Hi Brent - that’s great that you were able to review 48 different sound bars - but did you consider looking at non TV based brands? Yamaha, Klipsch, & JBL for example are very reputable audio brands that make similar 5.1 home theater sound systems. For example Yamaha NS-SP1800BL is a 5.1 system that’s half the price, and it has an HDMI connection which you said lack thereof is a big flaw for the Vizio sound bar.

The other problem is that Vizio and other TV brands don’t share important metrics like the nominal operating power wattage of their sound bars. It seems that getting a sound system from a dedicated audio company will get us more bang for our bucks.



From Brent Butterworth on December 02, 2013 :: 2:38 pm

Hi, Pete. I’ve heard just about everything in soundbars, including Yamaha and JBL. (Also have some experience with the passive bar from Klipsch, although not the active models.) In fact, I picked the JBL SB400 in another article for Techlicious:

I know a lot about how these products are developed and manufactured, and I can tell you it’s unwise to assume the ones from well-known speaker companies are better. They’re all made in China, anyway, and models offered under well-known brands made well be made by a Chinese ODM you’ve never heard of. Also, the specs on soundbars are pure nonsense, determined much more by marketing needs than by legitimate tests done to accepted standards.

What matters is how demanding and skilled the product manager is on the voicing of the product. Does the product manager - at Samsung, Vizio, JBL, or wherever - have the skill and dedication to achieve a good voicing from a plastic enclosure packed with low-cost drivers? Does he or she have the political skill get the design past the accountants without having to strip cost by eliminating crossover components, reducing amp power, etc.?
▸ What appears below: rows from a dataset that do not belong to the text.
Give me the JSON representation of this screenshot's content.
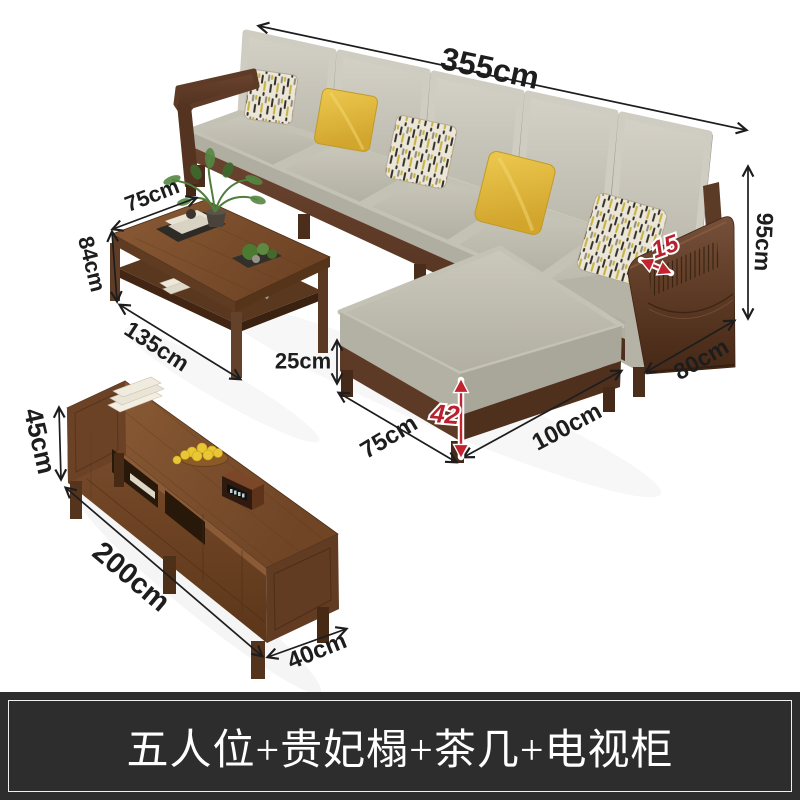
{
  "banner": {
    "label": "五人位+贵妃榻+茶几+电视柜"
  },
  "sofa": {
    "width_label": "355cm",
    "height_label": "95cm",
    "armrest_width_label": "15",
    "depth_label": "80cm",
    "chaise_length_label": "100cm",
    "chaise_width_label": "75cm",
    "seat_height_label": "42",
    "base_height_label": "25cm"
  },
  "coffee_table": {
    "width_label": "75cm",
    "height_label": "84cm",
    "length_label": "135cm"
  },
  "tv_cabinet": {
    "height_label": "45cm",
    "length_label": "200cm",
    "depth_label": "40cm"
  },
  "colors": {
    "background": "#ffffff",
    "dimension_text": "#1d1d1d",
    "accent_red": "#b8222f",
    "banner_background": "#2d2d2d",
    "banner_border": "#efefef",
    "banner_text": "#ffffff",
    "sofa_wood": "#5e3b27",
    "cabinet_wood": "#7a4d2c",
    "cushion_gray": "#c8c5ba",
    "pillow_yellow": "#e2b93f"
  }
}
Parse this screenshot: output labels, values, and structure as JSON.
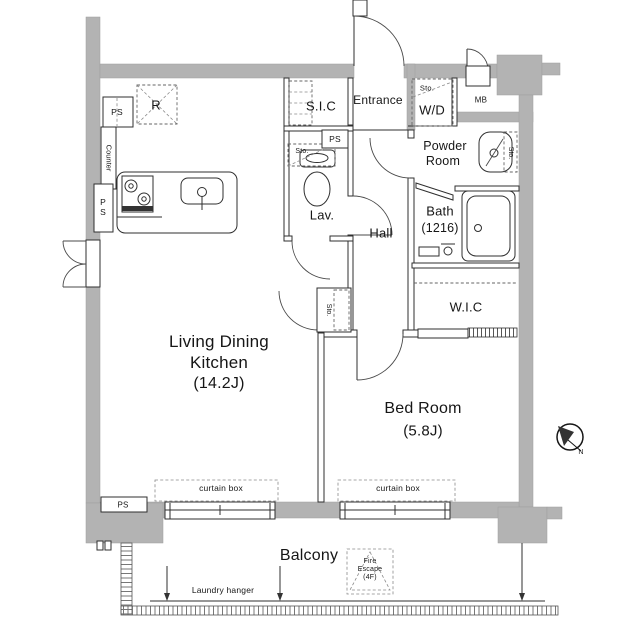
{
  "colors": {
    "wall": "#b3b3b3",
    "line": "#2f2f2f",
    "text": "#161616"
  },
  "rooms": {
    "ldk": {
      "name_line1": "Living Dining",
      "name_line2": "Kitchen",
      "size": "(14.2J)"
    },
    "bedroom": {
      "name": "Bed Room",
      "size": "(5.8J)"
    },
    "entrance": {
      "name": "Entrance"
    },
    "hall": {
      "name": "Hall"
    },
    "sic": {
      "name": "S.I.C"
    },
    "lav": {
      "name": "Lav."
    },
    "wd": {
      "name": "W/D"
    },
    "powder": {
      "name_line1": "Powder",
      "name_line2": "Room"
    },
    "bath": {
      "name": "Bath",
      "size": "(1216)"
    },
    "wic": {
      "name": "W.I.C"
    },
    "balcony": {
      "name": "Balcony"
    }
  },
  "fixtures": {
    "refrigerator": "R",
    "meter_box": "MB",
    "counter": "Counter",
    "ps_top": "PS",
    "ps_side_line1": "P",
    "ps_side_line2": "S",
    "ps_entry": "PS",
    "ps_bottom": "PS",
    "sto_lav": "Sto.",
    "sto_wd": "Sto.",
    "sto_powder": "Sto.",
    "sto_ldk": "Sto."
  },
  "annotations": {
    "curtain_box_left": "curtain box",
    "curtain_box_right": "curtain box",
    "laundry_hanger": "Laundry hanger",
    "fire_escape_line1": "Fire",
    "fire_escape_line2": "Escape",
    "fire_escape_line3": "(4F)",
    "compass_north": "N"
  }
}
JBL has made some of the best speakers ever created, and some of the worst iPod docks ever created.



From Ankan on January 25, 2014 :: 8:44 pm

Also, is there any difference between the two Vizio sound bars, S4221W-C4 and S4221W-B4, if I do not connect the rear surround speakers on the latter?




From Josh Kirschner on January 27, 2014 :: 7:02 pm

We reached out to a Vizio spokesperson to confirm that the soundbar and subwoofer specs on the S4221W-C4 and S4251W-B4 are the same. The only difference is the latter model has the rear surround speakers.


From Patrick on January 06, 2014 :: 8:08 am

I have seen a lot of complaints about the 5.1 version of this being difficult to find a comfortable volume on, due to the very large volume increments.  Do you recall this being an issue with this model?  Thanks a lot.



From Kanar on December 21, 2014 :: 11:22 pm

I have a Samsung 65 inch 6350. Trying to decide between the vizio S4221w-C4 or the Samsung H550za. both sound good to me. but was wondering which would link up better with my TV.



From moshe1435 on September 05, 2015 :: 4:12 pm

Would a woofer from a Vizio S4252w-B4 sound bar work with a Vizio S4221w-C4 sound bar?  I would like the option of using the sound bar that I have (S4221w-C4) and connecting surround sound rear speakers (via wires) to the subwoofer of the S4251w-B4 sound bar. Do you think there is any possibility of this being an option?  And if so would the subwoofer be available as a separate unit along with the rear speakers of the S4251w-B4 system?  Or would it just be easier to bit the bullet and buy the S4251w-B4 system?  (I think I know the answer!)